In May, I think we all thought (or at least hoped) that the COVID -19 situation would be under control by now. Well, it isn’t nor is it clear what the long-term impact on our lives will be.
Commercial Real Estate Today?
Six months ago when this all started, I posted the blog, “Coronavirus Pandemic Impacts Commercial Real Estate Sectors.” It now makes sense to revisit this topic again. Let’s look at the status and possible future of the various commercial real estate sectors.
Industrial: Can’t Build ‘Em Fast Enough
It’s fair to say that Industrial has been the least affected sector and has benefited the most from the acceleration of online shopping. Developers can’t build buildings fast enough, especially not the huge, specialized buildings needed by companies like Amazon and Apple. Investors are buying them before they are finished or leased. This is an ominous sign and could lead to overbuilding of some large buildings.
On the flip side, finding smaller, more traditional industrial buildings to lease is proving difficult. Construction costs are high, and well-located, reasonably-priced land on which to build these buildings is hard to find. Rents in these buildings are rising, but there is only so much these tenants can pay. This sector will require innovation in terms of how spaces are used as well as the adaptive reuse of big box retail buildings.

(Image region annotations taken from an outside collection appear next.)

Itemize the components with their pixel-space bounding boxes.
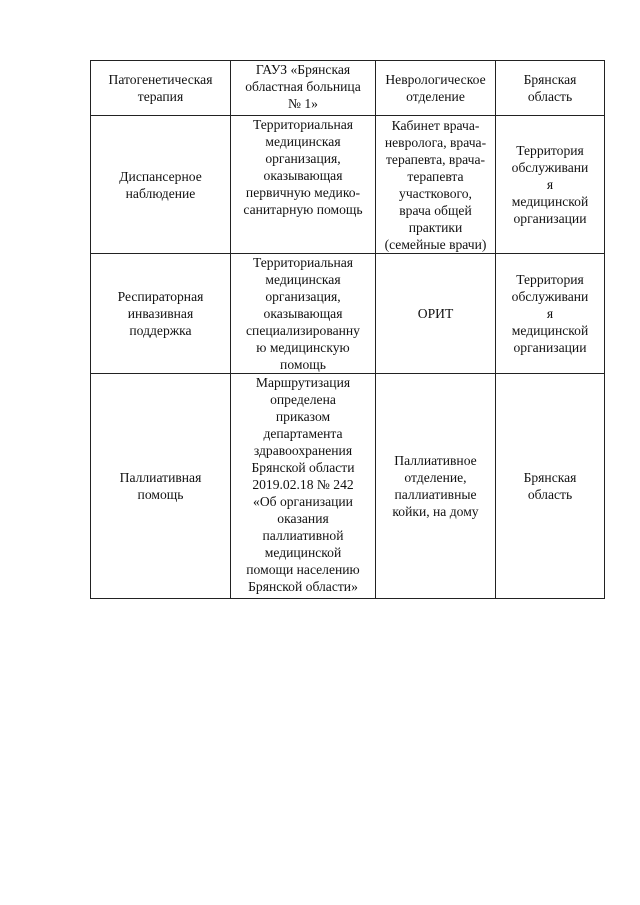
cell-department	[376, 374, 496, 599]
header-cell-therapy	[91, 61, 231, 116]
row-1-organization: Территориальная медицинская организация, оказывающая первичную медико- санитарную помощь	[243, 117, 363, 217]
cell-therapy	[91, 374, 231, 599]
header-cell-region	[496, 61, 605, 116]
header-cell-department	[376, 61, 496, 116]
cell-region	[496, 374, 605, 599]
cell-department	[376, 116, 496, 254]
cell-organization	[231, 374, 376, 599]
row-3-therapy: Паллиативная помощь	[119, 470, 202, 502]
routing-table	[90, 60, 605, 599]
row-1-department: Кабинет врача- невролога, врача- терапевта, врача- терапевта участкового, врача общей практики (семейные врачи)	[384, 117, 487, 252]
row-2-therapy: Респираторная инвазивная поддержка	[117, 289, 204, 338]
header-therapy-label: Патогенетическая терапия	[108, 72, 213, 104]
cell-region	[496, 254, 605, 374]
header-hospital-label: ГАУЗ «Брянская областная больница № 1»	[245, 62, 361, 111]
row-1-therapy: Диспансерное наблюдение	[119, 168, 202, 201]
header-department-label: Неврологическое отделение	[385, 72, 486, 104]
header-cell-hospital	[231, 61, 376, 116]
row-2-organization: Территориальная медицинская организация, оказывающая специализированну ю медицинскую помощь	[246, 255, 360, 372]
cell-department	[376, 254, 496, 374]
table-row	[91, 116, 605, 254]
row-2-region: Территория обслуживани я медицинской организации	[511, 272, 589, 355]
cell-region	[496, 116, 605, 254]
row-3-region: Брянская область	[523, 470, 577, 502]
cell-therapy	[91, 254, 231, 374]
row-1-region: Территория обслуживани я медицинской организации	[511, 143, 589, 226]
row-2-department: ОРИТ	[417, 306, 454, 321]
table-header-row	[91, 61, 605, 116]
row-3-department: Паллиативное отделение, паллиативные койки, на дому	[392, 453, 479, 519]
cell-organization	[231, 254, 376, 374]
table-row	[91, 374, 605, 599]
header-region-label: Брянская область	[523, 72, 577, 104]
cell-organization	[231, 116, 376, 254]
cell-therapy	[91, 116, 231, 254]
row-3-organization: Маршрутизация определена приказом департамента здравоохранения Брянской области 2019.02.18 № 242 «Об организации оказания паллиативной медицинской помощи населению Брянской области»	[246, 375, 360, 594]
table-row	[91, 254, 605, 374]
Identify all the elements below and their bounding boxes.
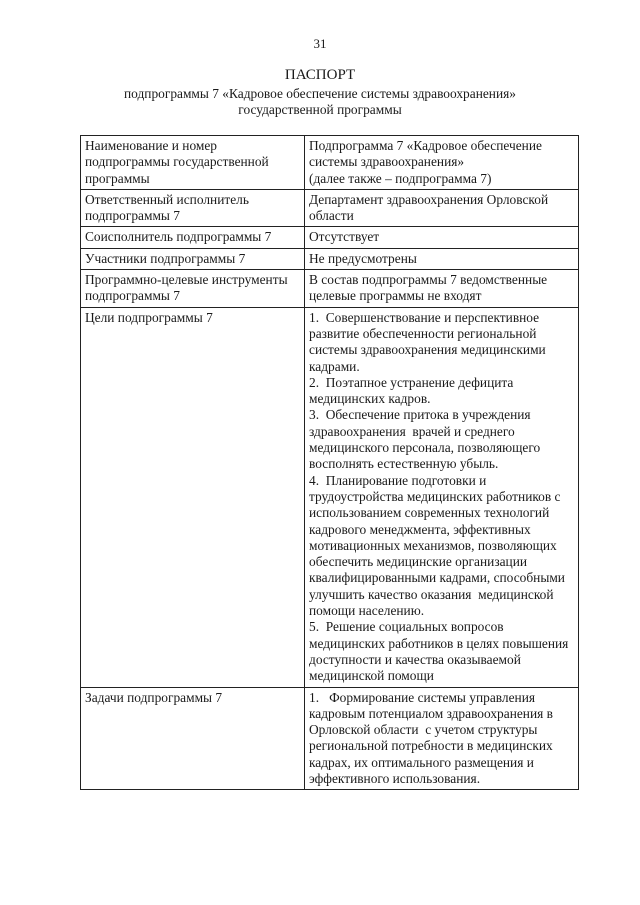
row-value-goals: 1. Совершенствование и перспективное развитие обеспеченности региональной системы здравоохранения медицинскими кадрами. 2. Поэтапное устранение дефицита медицинских кадров. 3. Обеспечение притока в учреждения здравоохранения врачей и среднего медицинского персонала, позволяющего восполнять естественную убыль. 4. Планирование подготовки и трудоустройства медицинских работников с использованием современных технологий кадрового менеджмента, эффективных мотивационных механизмов, позволяющих обеспечить медицинские организации квалифицированными кадрами, способными улучшить качество оказания медицинской помощи населению. 5. Решение социальных вопросов медицинских работников в целях повышения доступности и качества оказываемой медицинской помощи: [305, 307, 579, 687]
row-label-co-executor: Соисполнитель подпрограммы 7: [81, 227, 305, 248]
document-subtitle: [0, 86, 640, 118]
table-row: [81, 248, 579, 269]
table-row: [81, 136, 579, 190]
page-number: 31: [313, 36, 327, 51]
row-value-instruments: В состав подпрограммы 7 ведомственные целевые программы не входят: [305, 270, 579, 308]
row-value-tasks: 1. Формирование системы управления кадровым потенциалом здравоохранения в Орловской области с учетом структуры региональной потребности в медицинских кадрах, их оптимального размещения и эффективного использования.: [305, 687, 579, 790]
table-row: [81, 227, 579, 248]
row-label-goals: Цели подпрограммы 7: [81, 307, 305, 687]
row-value-responsible: Департамент здравоохранения Орловской области: [305, 189, 579, 227]
row-label-participants: Участники подпрограммы 7: [81, 248, 305, 269]
document-title: ПАСПОРТ: [284, 67, 356, 83]
table-row: [81, 307, 579, 687]
row-label-instruments: Программно-целевые инструменты подпрограммы 7: [81, 270, 305, 308]
subtitle-line-2: государственной программы: [238, 102, 402, 117]
row-label-responsible: Ответственный исполнитель подпрограммы 7: [81, 189, 305, 227]
row-label-name: Наименование и номер подпрограммы государственной программы: [81, 136, 305, 190]
row-value-participants: Не предусмотрены: [305, 248, 579, 269]
row-value-co-executor: Отсутствует: [305, 227, 579, 248]
table-row: [81, 270, 579, 308]
passport-table: [80, 135, 579, 790]
table-row: [81, 189, 579, 227]
row-label-tasks: Задачи подпрограммы 7: [81, 687, 305, 790]
table-row: [81, 687, 579, 790]
subtitle-line-1: подпрограммы 7 «Кадровое обеспечение системы здравоохранения»: [123, 86, 516, 101]
row-value-name: Подпрограмма 7 «Кадровое обеспечение системы здравоохранения» (далее также – подпрограмма 7): [305, 136, 579, 190]
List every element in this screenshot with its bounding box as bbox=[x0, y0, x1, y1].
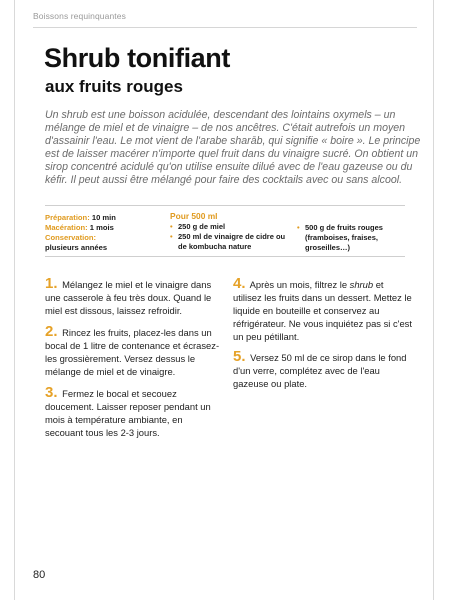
step-4 bbox=[233, 277, 413, 343]
conservation-value: plusieurs années bbox=[45, 243, 108, 252]
step-2 bbox=[45, 325, 223, 378]
step-text: Fermez le bocal et secouez doucement. Laisser reposer pendant un mois à température ambiante, en secouant tous les 2-3 jours. bbox=[45, 388, 211, 438]
prep-label: Préparation bbox=[45, 213, 88, 222]
step-text: Versez 50 ml de ce sirop dans le fond d'un verre, complétez avec de l'eau gazeuse ou plate. bbox=[233, 352, 407, 389]
section-label: Boissons requinquantes bbox=[33, 11, 126, 21]
step-number: 3. bbox=[45, 384, 58, 401]
step-number: 4. bbox=[233, 275, 246, 292]
bullet-icon: • bbox=[170, 232, 173, 241]
maceration-value: 1 mois bbox=[89, 223, 114, 232]
page-number: 80 bbox=[33, 569, 46, 581]
step-text: Rincez les fruits, placez-les dans un bocal de 1 litre de contenance et écrasez-les grossièrement. Versez dessus le mélange de miel et de vinaigre. bbox=[45, 327, 220, 377]
step-text-emphasis: shrub bbox=[349, 279, 374, 290]
conservation-label: Conservation bbox=[45, 233, 94, 242]
step-text: Mélangez le miel et le vinaigre dans une casserole à feu très doux. Quand le miel est dissous, laissez refroidir. bbox=[45, 279, 212, 316]
recipe-subtitle: aux fruits rouges bbox=[45, 77, 183, 96]
ingredient-item: • 250 ml de vinaigre de cidre ou de kombucha nature bbox=[170, 232, 286, 251]
recipe-meta bbox=[45, 213, 116, 253]
step-1 bbox=[45, 277, 223, 317]
ingredient-item: • 250 g de miel bbox=[170, 222, 226, 231]
header-rule bbox=[33, 27, 417, 28]
maceration-label: Macération bbox=[45, 223, 86, 232]
ingredients-column-1 bbox=[170, 222, 295, 252]
maceration-time: Macération: 1 mois bbox=[45, 223, 114, 232]
step-number: 2. bbox=[45, 323, 58, 340]
intro-paragraph: Un shrub est une boisson acidulée, descendant des lointains oxymels – un mélange de miel et de vinaigre – de nos ancêtres. C'était autrefois un moyen d'assainir l'eau. Le mot vient de l'arabe sharāb, qui signifie « boire ». Le principe est de laisser macérer n'importe quel fruit dans du vinaigre sucré. On obtient un sirop concentré acidulé qu'on utilise ensuite dilué avec de l'eau gazeuse ou du kéfir. Il peut aussi être mélangé pour faire des cocktails avec ou sans alcool. bbox=[45, 109, 421, 186]
ingredients-title: Pour 500 ml bbox=[170, 211, 218, 221]
prep-value: 10 min bbox=[91, 213, 116, 222]
bullet-icon: • bbox=[297, 223, 300, 232]
step-text-before: Après un mois, filtrez le bbox=[249, 279, 350, 290]
divider-bottom bbox=[45, 256, 405, 257]
ingredient-item: • 500 g de fruits rouges (framboises, fraises, groseilles…) bbox=[297, 223, 383, 252]
step-5 bbox=[233, 350, 413, 390]
divider-top bbox=[45, 205, 405, 206]
step-3 bbox=[45, 386, 223, 439]
step-text-after: et utilisez les fruits dans un dessert. Mettez le liquide en bouteille et conservez au réfrigérateur. Ne vous inquiétez pas si c'est un peu pétillant. bbox=[233, 279, 412, 342]
step-number: 5. bbox=[233, 348, 246, 365]
bullet-icon: • bbox=[170, 222, 173, 231]
step-number: 1. bbox=[45, 275, 58, 292]
conservation: Conservation: bbox=[45, 233, 97, 242]
recipe-title: Shrub tonifiant bbox=[44, 43, 230, 73]
prep-time: Préparation: 10 min bbox=[45, 213, 116, 222]
ingredients-column-2 bbox=[297, 223, 412, 253]
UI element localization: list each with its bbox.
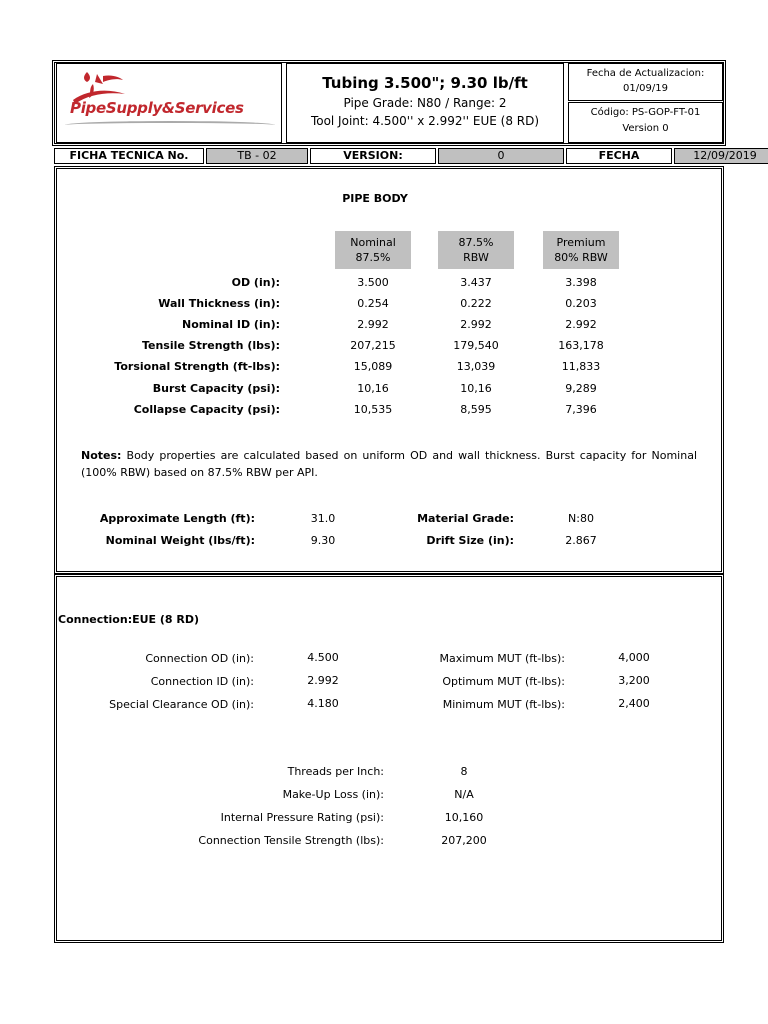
row-value: 2.992 — [460, 318, 492, 331]
tool-joint: Tool Joint: 4.500'' x 2.992'' EUE (8 RD) — [310, 114, 540, 128]
row-value: 10,16 — [460, 382, 492, 395]
connection-label: Internal Pressure Rating (psi): — [220, 811, 384, 824]
logo-swoosh — [65, 121, 275, 129]
row-value: 10,16 — [357, 382, 389, 395]
row-label: Wall Thickness (in): — [158, 297, 280, 310]
row-label: Torsional Strength (ft-lbs): — [114, 360, 280, 373]
row-value: 2.992 — [357, 318, 389, 331]
info-bar — [54, 148, 757, 165]
code-box — [568, 102, 723, 143]
fecha-label: FECHA — [566, 148, 672, 164]
update-date: 01/09/19 — [623, 83, 668, 94]
row-value: 3.398 — [565, 276, 597, 289]
material-grade-value: N:80 — [568, 512, 594, 525]
connection-value: 8 — [460, 765, 468, 778]
pipe-body-title: PIPE BODY — [342, 192, 408, 205]
column-header-line: Nominal — [350, 236, 396, 249]
ficha-label: FICHA TECNICA No. — [54, 148, 204, 164]
fecha-value: 12/09/2019 — [674, 148, 768, 164]
connection-label: Connection OD (in): — [145, 652, 254, 665]
version-value: 0 — [438, 148, 564, 164]
row-label: OD (in): — [231, 276, 280, 289]
row-label: Collapse Capacity (psi): — [133, 403, 280, 416]
column-header-line: 87.5% — [355, 251, 391, 264]
connection-value: 3,200 — [618, 674, 650, 687]
column-header-line: 80% RBW — [554, 251, 608, 264]
row-value: 11,833 — [561, 360, 601, 373]
notes-text-2: (100% RBW) based on 87.5% RBW per API. — [81, 466, 318, 479]
connection-label: Special Clearance OD (in): — [109, 698, 254, 711]
nominal-weight-value: 9.30 — [310, 534, 336, 547]
connection-label: Make-Up Loss (in): — [282, 788, 384, 801]
document-code: Código: PS-GOP-FT-01 — [590, 107, 701, 118]
drift-size-value: 2.867 — [565, 534, 597, 547]
row-label: Nominal ID (in): — [182, 318, 280, 331]
connection-title: Connection:EUE (8 RD) — [58, 613, 200, 626]
notes-text-1: Body properties are calculated based on uniform OD and wall thickness. Burst capacity for Nominal — [126, 449, 697, 462]
logo-box — [56, 63, 282, 143]
row-value: 8,595 — [460, 403, 492, 416]
connection-label: Threads per Inch: — [287, 765, 384, 778]
connection-value: 4.180 — [307, 697, 339, 710]
material-grade-label: Material Grade: — [417, 512, 514, 525]
document-title: Tubing 3.500"; 9.30 lb/ft — [322, 74, 528, 92]
ficha-value: TB - 02 — [206, 148, 308, 164]
connection-label: Connection Tensile Strength (lbs): — [198, 834, 384, 847]
connection-value: 4,000 — [618, 651, 650, 664]
connection-section — [54, 574, 724, 943]
notes-label: Notes: — [81, 449, 122, 462]
drift-size-label: Drift Size (in): — [426, 534, 514, 547]
notes-line-1 — [81, 447, 697, 464]
document-version: Version 0 — [622, 123, 669, 134]
row-value: 207,215 — [350, 339, 396, 352]
row-value: 15,089 — [353, 360, 393, 373]
column-header-line: Premium — [556, 236, 606, 249]
connection-value: 10,160 — [444, 811, 484, 824]
row-value: 163,178 — [558, 339, 604, 352]
connection-value: N/A — [454, 788, 474, 801]
row-value: 2.992 — [565, 318, 597, 331]
approx-length-value: 31.0 — [310, 512, 336, 525]
row-value: 3.437 — [460, 276, 492, 289]
connection-label: Connection ID (in): — [150, 675, 254, 688]
row-value: 10,535 — [353, 403, 393, 416]
connection-label: Minimum MUT (ft-lbs): — [442, 698, 565, 711]
row-value: 9,289 — [565, 382, 597, 395]
row-value: 179,540 — [453, 339, 499, 352]
update-label: Fecha de Actualizacion: — [586, 68, 705, 79]
column-header-rbw — [438, 231, 514, 269]
approx-length-label: Approximate Length (ft): — [99, 512, 255, 525]
row-label: Tensile Strength (lbs): — [141, 339, 280, 352]
update-box — [568, 63, 723, 101]
pipe-grade: Pipe Grade: N80 / Range: 2 — [343, 96, 507, 110]
column-header-line: 87.5% — [458, 236, 494, 249]
connection-value: 2,400 — [618, 697, 650, 710]
connection-label: Optimum MUT (ft-lbs): — [442, 675, 565, 688]
connection-value: 4.500 — [307, 651, 339, 664]
row-value: 0.254 — [357, 297, 389, 310]
row-value: 13,039 — [456, 360, 496, 373]
connection-label: Maximum MUT (ft-lbs): — [439, 652, 565, 665]
row-label: Burst Capacity (psi): — [152, 382, 280, 395]
nominal-weight-label: Nominal Weight (lbs/ft): — [105, 534, 255, 547]
row-value: 7,396 — [565, 403, 597, 416]
connection-value: 2.992 — [307, 674, 339, 687]
row-value: 0.222 — [460, 297, 492, 310]
logo-text: PipeSupply&Services — [70, 99, 244, 117]
notes — [81, 447, 697, 481]
row-value: 3.500 — [357, 276, 389, 289]
column-header-premium — [543, 231, 619, 269]
column-header-nominal — [335, 231, 411, 269]
row-value: 0.203 — [565, 297, 597, 310]
title-box — [286, 63, 564, 143]
column-header-line: RBW — [463, 251, 489, 264]
connection-value: 207,200 — [441, 834, 487, 847]
version-label: VERSION: — [310, 148, 436, 164]
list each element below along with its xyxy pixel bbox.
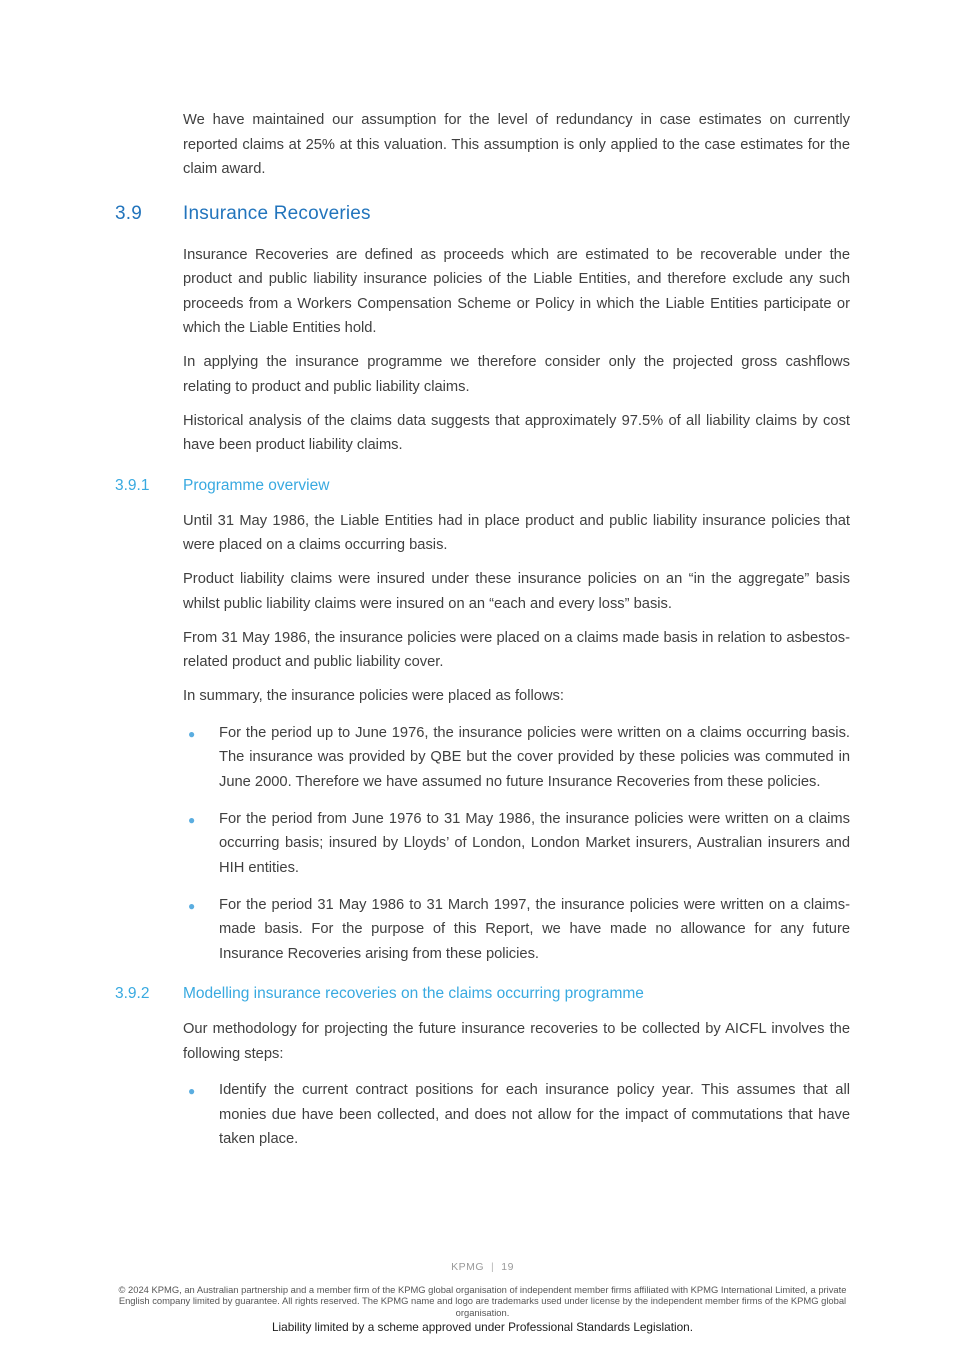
page-number: 19 xyxy=(501,1260,514,1273)
footer-brand: KPMG xyxy=(451,1260,484,1273)
intro-paragraph: We have maintained our assumption for the level of redundancy in case estimates on currently reported claims at 25% at this valuation. This assumption is only applied to the case estimates for the claim award. xyxy=(183,112,850,177)
subsection-title: Programme overview xyxy=(183,476,330,494)
subsection-title: Modelling insurance recoveries on the claims occurring programme xyxy=(183,985,644,1002)
section-number: 3.9 xyxy=(115,202,143,224)
subsection-number: 3.9.2 xyxy=(115,985,150,1002)
subsection-heading-3-9-1 xyxy=(115,477,850,495)
page-footer xyxy=(0,1261,965,1335)
paragraph: In applying the insurance programme we therefore consider only the projected gross cashflows relating to product and public liability claims. xyxy=(183,354,850,395)
footer-separator: | xyxy=(491,1260,495,1273)
paragraph: Product liability claims were insured under these insurance policies on an “in the aggregate” basis whilst public liability claims were insured on an “each and every loss” basis. xyxy=(183,571,850,612)
bullet-icon: ● xyxy=(188,1084,196,1098)
legal-disclaimer-text: © 2024 KPMG, an Australian partnership and a member firm of the KPMG global organisation of independent member firms affiliated with KPMG International Limited, a private English company limited by guarantee. All rights reserved. The KPMG name and logo are trademarks used under license by the independent member firms of the KPMG global organisation. xyxy=(118,1283,847,1319)
paragraph: Our methodology for projecting the future insurance recoveries to be collected by AICFL involves the following steps: xyxy=(183,1021,850,1062)
bullet-text: Identify the current contract positions for each insurance policy year. This assumes that all monies due have been collected, and does not allow for the impact of commutations that have taken place. xyxy=(219,1082,850,1147)
bullet-text: For the period from June 1976 to 31 May 1986, the insurance policies were written on a claims occurring basis; insured by Lloyds’ of London, London Market insurers, Australian insurers and HIH entities. xyxy=(219,810,850,876)
insurance-periods-bullet-list xyxy=(183,721,850,967)
list-item xyxy=(183,1078,850,1152)
section-heading-3-9 xyxy=(115,203,850,225)
bullet-icon: ● xyxy=(188,812,196,827)
bullet-icon: ● xyxy=(188,726,196,741)
subsection-number: 3.9.1 xyxy=(115,476,150,494)
bullet-text: For the period up to June 1976, the insurance policies were written on a claims occurring basis. The insurance was provided by QBE but the cover provided by these policies was commuted in June 2000. Therefore we have assumed no future Insurance Recoveries from these policies. xyxy=(219,724,850,790)
list-item xyxy=(183,721,850,795)
list-item xyxy=(183,807,850,881)
document-content xyxy=(115,0,850,1152)
section-title: Insurance Recoveries xyxy=(183,202,371,224)
paragraph: Historical analysis of the claims data suggests that approximately 97.5% of all liability claims by cost have been product liability claims. xyxy=(183,412,850,453)
paragraph: Until 31 May 1986, the Liable Entities had in place product and public liability insurance policies that were placed on a claims occurring basis. xyxy=(183,512,850,553)
paragraph: Insurance Recoveries are defined as proceeds which are estimated to be recoverable under the product and public liability insurance policies of the Liable Entities, and therefore exclude any such proceeds from a Workers Compensation Scheme or Policy in which the Liable Entities participate or which the Liable Entities hold. xyxy=(183,246,850,336)
paragraph: From 31 May 1986, the insurance policies were placed on a claims made basis in relation to asbestos-related product and public liability cover. xyxy=(183,629,850,670)
bullet-icon: ● xyxy=(188,898,196,913)
liability-statement-text: Liability limited by a scheme approved under Professional Standards Legislation. xyxy=(272,1320,693,1334)
methodology-bullet-list xyxy=(183,1078,850,1152)
list-item xyxy=(183,893,850,967)
paragraph: In summary, the insurance policies were placed as follows: xyxy=(183,688,564,704)
subsection-heading-3-9-2 xyxy=(115,985,850,1003)
bullet-text: For the period 31 May 1986 to 31 March 1997, the insurance policies were written on a claims-made basis. For the purpose of this Report, we have made no allowance for any future Insurance Recoveries arising from these policies. xyxy=(219,896,850,962)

Office: Fallout Hasn’t Happened…Yet
Rents and vacancies are holding in the office market for now. Many tenants continue to pay rent for space they are not fully using. However, as leases come up, I predict many tenants will downsize.
A recent study shows current space for sublease is greater now than during the 2008-09 Recession. For example, Macy’s leased 100,000+ sq. ft. in a new building in Atlantic Station in February. Now, the entire space is on the market. And while Mailchimp and Google are relocating to new buildings, the spaces they vacate could take a while to lease. This is a bad sign for future occupancy and will likely result in declining rents and greater concessions.
Diverging opinions exist as to whether remote working or the increase of space per employee will become the dominant trend, but during the next 3 years or so, I anticipate either a flattening or decline in rents and occupancies. Whether this results in a grand buying opportunity for investors depends on multiple factors: the extent of the decline, the timing of the economy recovery, the flexibility of lenders, and the timing of loan maturities.
Retail: More Bankruptcies on the Horizon
Be careful about investing in retail: we haven’t seen the end of the bankruptcies. As mall owners lose anchor tenants, shop tenants may exercise their co-tenancy clauses, causing even more trouble for an already-shaky mall owner.
We will not recognize malls 10 years from now—they’ll contain less retail, be more experiential and have more office. For example, there’s talk of movie theatres and department stores being converted to multi-family sites. Simon is also talking to Amazon about taking over vacant department stores. And just look at renovation plans for Alpharetta’s North Point Mall. It could be the next Avalon.
Three years ago, in “Old Malls, New Opportunities,” I began a conversation about repurposing malls. Obviously, that conversation continues.
If there is a silver lining, it might be service-oriented (or Amazon-proof) retail, but many, like gyms and hair salons, were badly hurt by COVID-19 restrictions. It could be a long time before they recover, and some will not.
I am not saying that retail is bad, but I do believe it will look quite different in five years, so owners need to be patient, innovative and flexible.
Restaurants + Hospitality: Have Seen Better Times
Rents are down for restaurants, and rent concessions are up as it’s better right now to keep an existing tenant in business than try to find another tenant. In fact, percentage rents are making a comeback.
Restaurants have been a big driver of retail for the past 10 years, so there was bound to be a pullback. Even if restrictions are lifted, it will take time before the public feels totally comfortable dining inside. How long that will be is anybody’s guess, but I wouldn’t bet on an early 2021 resurgence.
Let’s be blunt: hospitality has been crushed. Extended stay hotels have done okay, but full-service hotels suffered badly due to travel restrictions, remote working, closed bars and restaurants, and canceled conventions. We’ve even seen some attempts to convert hotels to affordable housing. Unfortunately, some experts predict 5 to 10 years for a full recovery.
Stan’s Takeaway: Be Patient
Right now, we see conflicting trends impacting different sectors:
- Office: work from home vs. work in office
- Retail: shop online vs. shop in store
- Restaurant: order takeout vs. dining in
In my opinion, even if all COVID-19 restrictions are lifted today and a vaccine becomes available, we have at least another six months to one year until people adjust to living in a COVID world. This presents real challenges to commercial real estate owners.
My best advice? Be realistic about financial expectations, and, above all, be patient.